Tekelec’s rivals feel the same way, including electronics powerhouse Hewlett-Packard Co., whose test-and-measurement business alone accounts for $2 billion in sales. “You’ve got to learn how to compete with H-P,” Vicars said. “You’ve got to have those good customer relationships and bring products to market very quickly and successfully. We’re able to do that.”

Mike Gospe, a spokesman for Hewlett-Packard’s test-and-measurement group in Santa Clara, conceded little to Tekelec except that “we do recognize Tekelec as a good competitor. We think we’ve got some pretty good products.”

Vicars, 44, took Tekelec’s helm in 1987 when his predecessor, Philip Black, who co-founded Tekelec and took it public in 1986, decided that he needed help to keep the company growing.

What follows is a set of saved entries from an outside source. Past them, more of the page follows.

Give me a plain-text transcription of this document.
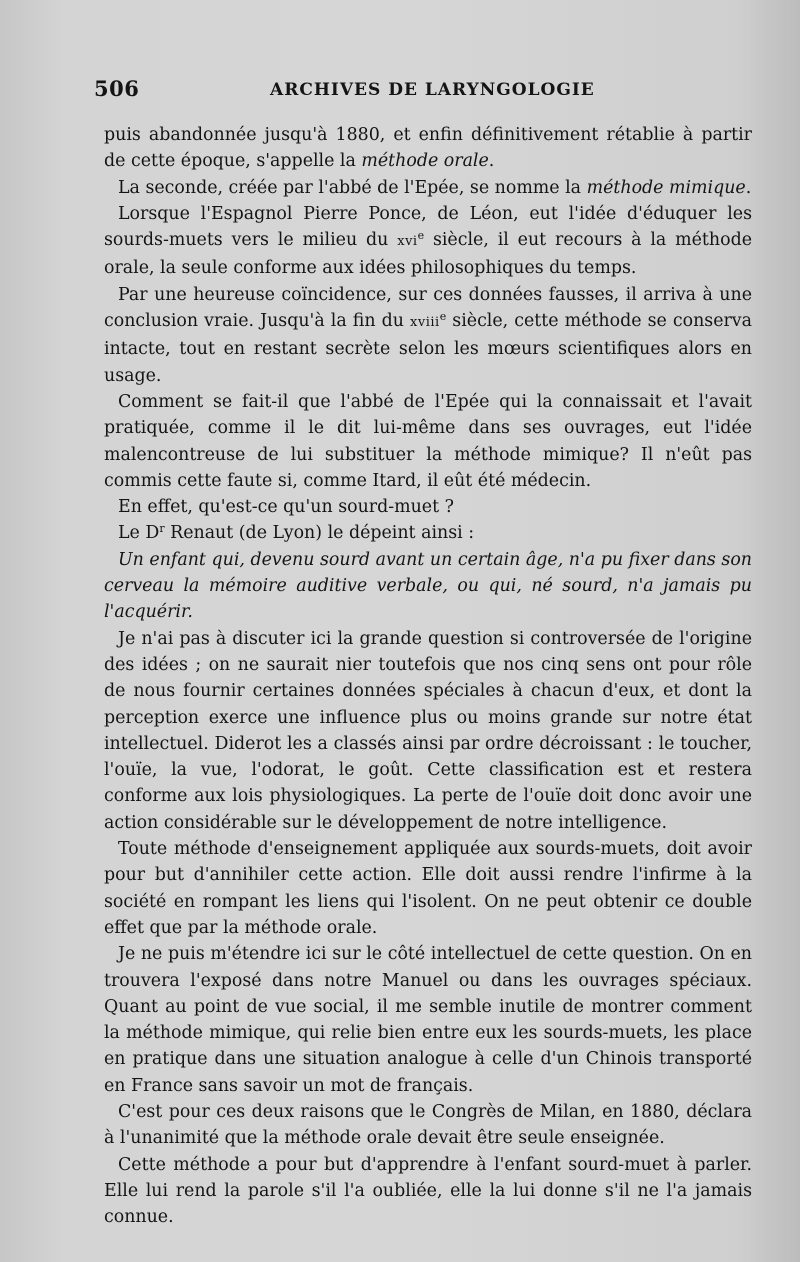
506	ARCHIVES DE LARYNGOLOGIE

puis abandonnée jusqu'à 1880, et enfin définitivement rétablie à partir de cette époque, s'appelle la méthode orale.

La seconde, créée par l'abbé de l'Epée, se nomme la méthode mimique.

Lorsque l'Espagnol Pierre Ponce, de Léon, eut l'idée d'éduquer les sourds-muets vers le milieu du xvi$^e$ siècle, il eut recours à la méthode orale, la seule conforme aux idées philosophiques du temps.

Par une heureuse coïncidence, sur ces données fausses, il arriva à une conclusion vraie. Jusqu'à la fin du xviii$^e$ siècle, cette méthode se conserva intacte, tout en restant secrète selon les mœurs scientifiques alors en usage.

Comment se fait-il que l'abbé de l'Epée qui la connaissait et l'avait pratiquée, comme il le dit lui-même dans ses ouvrages, eut l'idée malencontreuse de lui substituer la méthode mimique? Il n'eût pas commis cette faute si, comme Itard, il eût été médecin.

En effet, qu'est-ce qu'un sourd-muet ?

Le $D^r$ Renaut (de Lyon) le dépeint ainsi :

Un enfant qui, devenu sourd avant un certain âge, n'a pu fixer dans son cerveau la mémoire auditive verbale, ou qui, né sourd, n'a jamais pu l'acquérir.

Je n'ai pas à discuter ici la grande question si controversée de l'origine des idées ; on ne saurait nier toutefois que nos cinq sens ont pour rôle de nous fournir certaines données spéciales à chacun d'eux, et dont la perception exerce une influence plus ou moins grande sur notre état intellectuel. Diderot les a classés ainsi par ordre décroissant : le toucher, l'ouïe, la vue, l'odorat, le goût. Cette classification est et restera conforme aux lois physiologiques. La perte de l'ouïe doit donc avoir une action considérable sur le développement de notre intelligence.

Toute méthode d'enseignement appliquée aux sourds-muets, doit avoir pour but d'annihiler cette action. Elle doit aussi rendre l'infirme à la société en rompant les liens qui l'isolent. On ne peut obtenir ce double effet que par la méthode orale.

Je ne puis m'étendre ici sur le côté intellectuel de cette question. On en trouvera l'exposé dans notre Manuel ou dans les ouvrages spéciaux. Quant au point de vue social, il me semble inutile de montrer comment la méthode mimique, qui relie bien entre eux les sourds-muets, les place en pratique dans une situation analogue à celle d'un Chinois transporté en France sans savoir un mot de français.

C'est pour ces deux raisons que le Congrès de Milan, en 1880, déclara à l'unanimité que la méthode orale devait être seule enseignée.

Cette méthode a pour but d'apprendre à l'enfant sourd-muet à parler. Elle lui rend la parole s'il l'a oubliée, elle la lui donne s'il ne l'a jamais connue.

Tekelec’s other co-founder, Frenchman Jean-Claude Asscher, still owns 55% of the company’s stock, which keeps would-be corporate raiders at bay.

The company has 300 employees and research-and-development facilities in four U. S. cities, Japan, France and Israel, in an attempt to keep Tekelec’s product developers close to its customers.

In any case, a company’s total size isn’t the issue, Vicars said. Even if some competitors are much larger, he said, success is possible “if you are nimble, if you are quick, if you support the customer.”

Advertisement

Yet Tekelec itself has been buying properties to enhance its growth. In 1988, it paid $3.5 million for Protocol Technologies of North Carolina, and in September it bought Hard Engineering for $3 million and the assumption of $1 million of Hard’s debts. Both made equipment that filled in certain holes in Tekelec’s product line.

And with Tekelec’s sizable cash hoard and rising stock price, Vicars doesn’t count out using either to finance more acquisitions. “Strategically, we would be looking for small, entrepreneurial-type companies that would complement us,” he said.

Tekelec At A Glance Tekelec makes equipment that telecommunications companies use to test their networks and related products. The company, based in Calabasas, has 300 employees worldwide and derives 51% of its revenue from foreign customers. Tekelec’s initial public stock offering was in 1986.